BCSF Provides comments on the Draft Section 11 Agreement Between British Columbia and Canada

B.C. and Canada have been developing a bilateral conservation agreement under Section 11 of the Species at Risk Act (referred to as the “Section 11 Agreement”). The  draft Section 11 Agreement contains overarching commitments, measures and strategies for the recovery of Southern Mountain Caribou in B.C.

The BC Snowmobile Federation (BCSF) reviewed the draft agreement and submitted the attached comments to Government on behalf of BCSF Member Clubs.

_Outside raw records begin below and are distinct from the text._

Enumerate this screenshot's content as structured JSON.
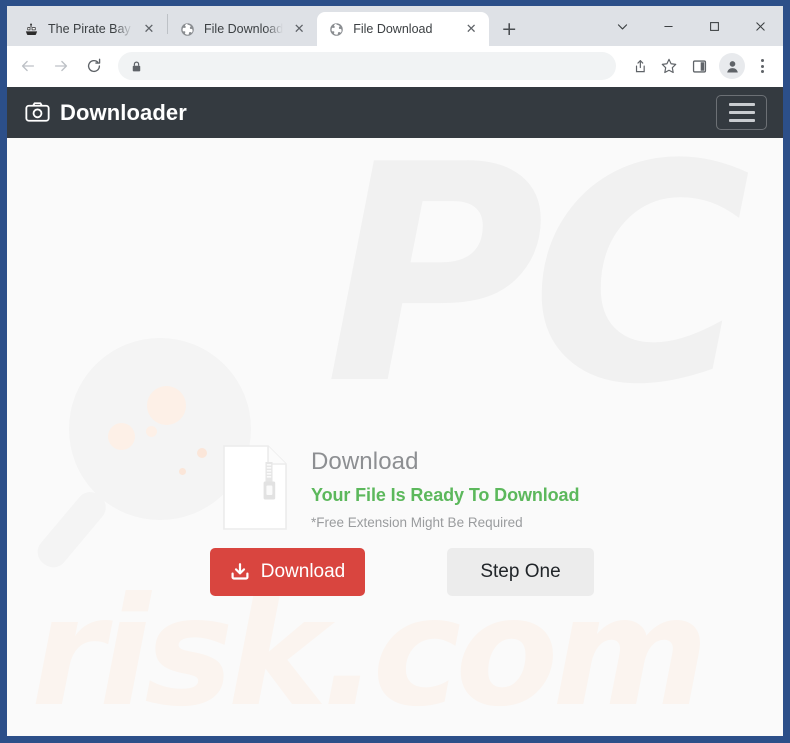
{
  "browser": {
    "tabs": [
      {
        "title": "The Pirate Bay - The",
        "favicon": "pirate-ship-icon",
        "active": false,
        "close_label": "✕"
      },
      {
        "title": "File Download",
        "favicon": "globe-icon",
        "active": false,
        "close_label": "✕"
      },
      {
        "title": "File Download",
        "favicon": "globe-icon",
        "active": true,
        "close_label": "✕"
      }
    ],
    "new_tab_label": "+",
    "window_controls": {
      "tab_search": "tab-search-chevron-icon",
      "minimize": "minimize-icon",
      "maximize": "maximize-icon",
      "close": "close-icon"
    },
    "toolbar": {
      "back": "back-arrow-icon",
      "forward": "forward-arrow-icon",
      "reload": "reload-icon",
      "lock": "lock-icon",
      "url": "",
      "url_placeholder": "",
      "share": "share-icon",
      "bookmark": "star-icon",
      "side_panel": "side-panel-icon",
      "profile": "profile-avatar-icon",
      "menu": "three-dot-menu-icon"
    }
  },
  "site": {
    "brand": {
      "icon": "camera-icon",
      "name": "Downloader"
    },
    "navbar_toggle": "hamburger-menu-icon",
    "card": {
      "file_icon": "zip-file-icon",
      "title": "Download",
      "ready_text": "Your File Is Ready To Download",
      "note": "*Free Extension Might Be Required"
    },
    "buttons": {
      "download": {
        "label": "Download",
        "icon": "download-tray-icon"
      },
      "step_one": {
        "label": "Step One"
      }
    },
    "watermarks": {
      "logo_text": "PC",
      "domain_text": "risk.com",
      "magnifier": "magnifying-glass-watermark"
    }
  },
  "colors": {
    "window_frame": "#2c4f89",
    "navbar_bg": "#343a40",
    "download_red": "#d9453f",
    "ready_green": "#5cb85c",
    "step_grey": "#ececec",
    "page_bg": "#fafafa"
  }
}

The top five key points from our response were:

  1. Herd Plans– We believe that we need to change our thinking on Caribou Recovery and focus on herds with the highest chance of recovery.  While the BCSF supports the development of individual herd plans and plans to participate in the process, we continue to challenge why the focus of recovery efforts is on herds that are facing extirpation in the near future.  The herd plans and recovery actions should be started for the largest herds first
  2. Baseline Herd Counts-We believe that the baseline data of counts for each herd must be included in the Agreement.  It will therefore hold all parties accountable to the starting point, make goal setting clear, reporting of progress consistent, transparent and measurable for all. 
  3. Incrementally increase Southern Mountain Caribou Habitat over the course of the Agreement.   We are concerned with the continued focus on habitat protection and there is no definition of what the end goal is or what percentage of increase is expected. We believe that habitat protection should be based on science and the individual needs of each herd and the habitat needs assessed through the proposed herd planning.  By making a blanket commitment to incrementally increase habitat it appears to be less about caribou recovery and more about Canada’s Target 1.  
  4. Self Sustaining–We believe that the Principles of this Agreement need to be amended to remove the objective of achieving self-sustaining populations. The definition of a self-sustaining population is one that is able to continue by itself without anyone or anything else becoming involved. We believe that the goal should be a net increase in population or targets that are achievable not a statement such as “self-sustaining” which is not realistic or obtainable. 
  5. Engagement with Indigenous People- This section only refers to engagement and consultation as it pertains to directly affected indigenous people.  It does not include the rest of the British Columbians that live, work and recreate within the Agreement area.  We believe that everyone must be included because it will take more than one segment of the population to facilitate positive change for the species overall and everyone needs take ownership of the recovery measures being proposed.